Punjab industrialists attending their maiden interaction with Chief Minister Capt Amarinder Singh were pleasantly surprised when their demand for curbing the illegal activities of truck unions in the state was immediately supported by Irrigation and Power Minister Rana Gurjit Singh, even as the CM looked on nonplussed. The issue of truck unions and the exploitation of industry by their unfair demands was raised by the president of the Punjab unit of PHD Chamber of Commerce and Industry (PHDCCI), RS Sachdeva. He asked the CM to take steps to curb their influence.
The PHDCCI demanded a legislation to regulate operations of such unions, which it said were indulging in massive extortion and intimidation. It also demanded that all illegal activities of these unions be made punishable to ensure that they operate as any other service providing company.

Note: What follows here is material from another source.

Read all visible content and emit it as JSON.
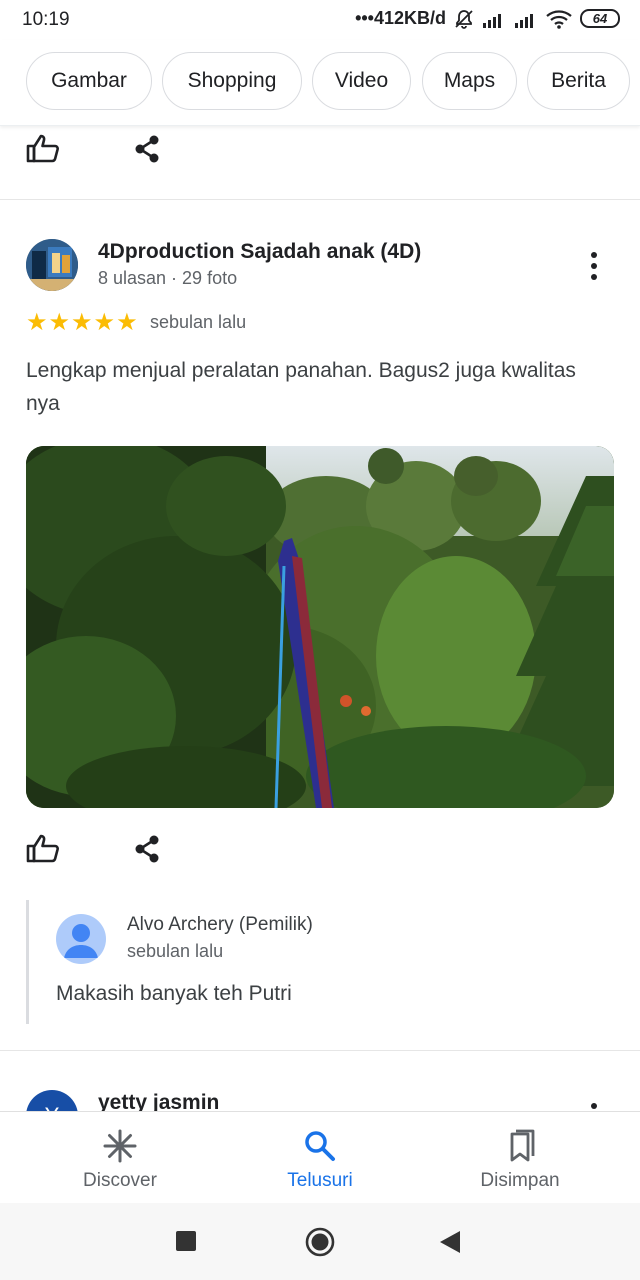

These demand, made in the presence of nearly 150 industrialists from Punjab, was immediately supported in a speech by Rana Gurjit, who was the guest of honour at the function. The minister urged the Chief Minister to look into the problem and said that he agreed with the industrialists that the truck unions were causing problems in the smooth transition of goods in the state.

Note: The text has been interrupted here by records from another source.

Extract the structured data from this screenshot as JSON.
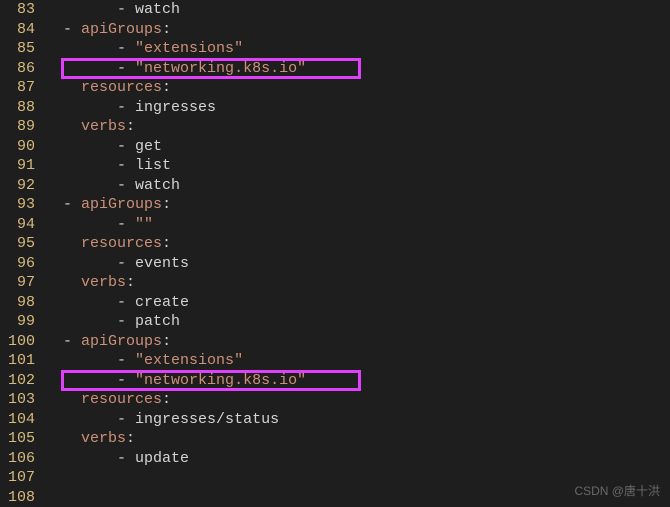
{
  "lines": [
    {
      "num": "83",
      "indent": "        ",
      "dash": "- ",
      "text": "watch",
      "type": "val"
    },
    {
      "num": "84",
      "indent": "  ",
      "dash": "- ",
      "key": "apiGroups",
      "colon": ":"
    },
    {
      "num": "85",
      "indent": "        ",
      "dash": "- ",
      "text": "\"extensions\"",
      "type": "str"
    },
    {
      "num": "86",
      "indent": "        ",
      "dash": "- ",
      "text": "\"networking.k8s.io\"",
      "type": "str",
      "highlight": true
    },
    {
      "num": "87",
      "indent": "    ",
      "key": "resources",
      "colon": ":"
    },
    {
      "num": "88",
      "indent": "        ",
      "dash": "- ",
      "text": "ingresses",
      "type": "val"
    },
    {
      "num": "89",
      "indent": "    ",
      "key": "verbs",
      "colon": ":"
    },
    {
      "num": "90",
      "indent": "        ",
      "dash": "- ",
      "text": "get",
      "type": "val"
    },
    {
      "num": "91",
      "indent": "        ",
      "dash": "- ",
      "text": "list",
      "type": "val"
    },
    {
      "num": "92",
      "indent": "        ",
      "dash": "- ",
      "text": "watch",
      "type": "val"
    },
    {
      "num": "93",
      "indent": "  ",
      "dash": "- ",
      "key": "apiGroups",
      "colon": ":"
    },
    {
      "num": "94",
      "indent": "        ",
      "dash": "- ",
      "text": "\"\"",
      "type": "str"
    },
    {
      "num": "95",
      "indent": "    ",
      "key": "resources",
      "colon": ":"
    },
    {
      "num": "96",
      "indent": "        ",
      "dash": "- ",
      "text": "events",
      "type": "val"
    },
    {
      "num": "97",
      "indent": "    ",
      "key": "verbs",
      "colon": ":"
    },
    {
      "num": "98",
      "indent": "        ",
      "dash": "- ",
      "text": "create",
      "type": "val"
    },
    {
      "num": "99",
      "indent": "        ",
      "dash": "- ",
      "text": "patch",
      "type": "val"
    },
    {
      "num": "100",
      "indent": "  ",
      "dash": "- ",
      "key": "apiGroups",
      "colon": ":"
    },
    {
      "num": "101",
      "indent": "        ",
      "dash": "- ",
      "text": "\"extensions\"",
      "type": "str"
    },
    {
      "num": "102",
      "indent": "        ",
      "dash": "- ",
      "text": "\"networking.k8s.io\"",
      "type": "str",
      "highlight": true
    },
    {
      "num": "103",
      "indent": "    ",
      "key": "resources",
      "colon": ":"
    },
    {
      "num": "104",
      "indent": "        ",
      "dash": "- ",
      "text": "ingresses/status",
      "type": "val"
    },
    {
      "num": "105",
      "indent": "    ",
      "key": "verbs",
      "colon": ":"
    },
    {
      "num": "106",
      "indent": "        ",
      "dash": "- ",
      "text": "update",
      "type": "val"
    },
    {
      "num": "107",
      "indent": "",
      "text": "",
      "type": "empty"
    },
    {
      "num": "108",
      "indent": "",
      "text": "",
      "type": "empty"
    }
  ],
  "watermark": "CSDN @唐十洪"
}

Responding to the comments made by the industrialists and the Power Minister, Amarinder said that he agreed that the truck unions, with their monopoly, were a big problem for the industry and assured early resolution.
Punjab Congress president Sunil Jakhar also announced that the state government would soon take measures to put a stop to the activities of truck unions in Punjab.
He said that the goods transport sector would be regulated to ensure free movement of goods in and outside the state. Speaking to the media, Jakhar said that the previous SAD-BJP government had turned truck unions into dens of corruption.
Promising his government’s full support in providing good governance and addressing the woes of the industry, the CM said he could not promise financial support in view of Punjab’s dire financial condition. Amarinder said the full extent of the fiscal problem of the state was not yet known and would be revealed in a White Paper that would soon come out.
The Chief Minister underlined the need for collaborative efforts between the industry and the government and asserted that the new industrial policy, currently being drafted, would be implemented without delay. He agreed to a suggestion to form a council of business houses and others to oversee implementation of the industrial policy.
The CM also promised to look into other issues raised by the industry, including delay in VAT refund and environmental clearances, and support in reviving the closed cotton ginning mills in Malwa belt.
Mandi Gobindgarh industrialists wanted state government’s help in seeking time extension from the Centre on the new ground water usage policy. Another issue raised during the session was the excessive levies imposed on Punjab cotton, which made import from other states a cheaper option. The CM assured the industry of elimination of all such levies to provide level playing field with other states.
Earlier, PHDCCI Punjab Committee Chairman R S Sachdeva made a detailed presentation listing out the problems faced by the state’s industry. The PHDCCI, he said, was signing an MoU with the Agriculture Department for promotion of horticulture and aqua culture to bring agricultural growth back on track.
While Rana Gurjit said the government was committed to implementing its promise of power at Rs. 5/KVAH, PHDCCI said this should be frozen for the next five years. PPCC president Sunil Jakhar called for a more responsive approach, with faster decision-making, by the bureaucracy, and added that there was no place for red tape-ism in the current environment.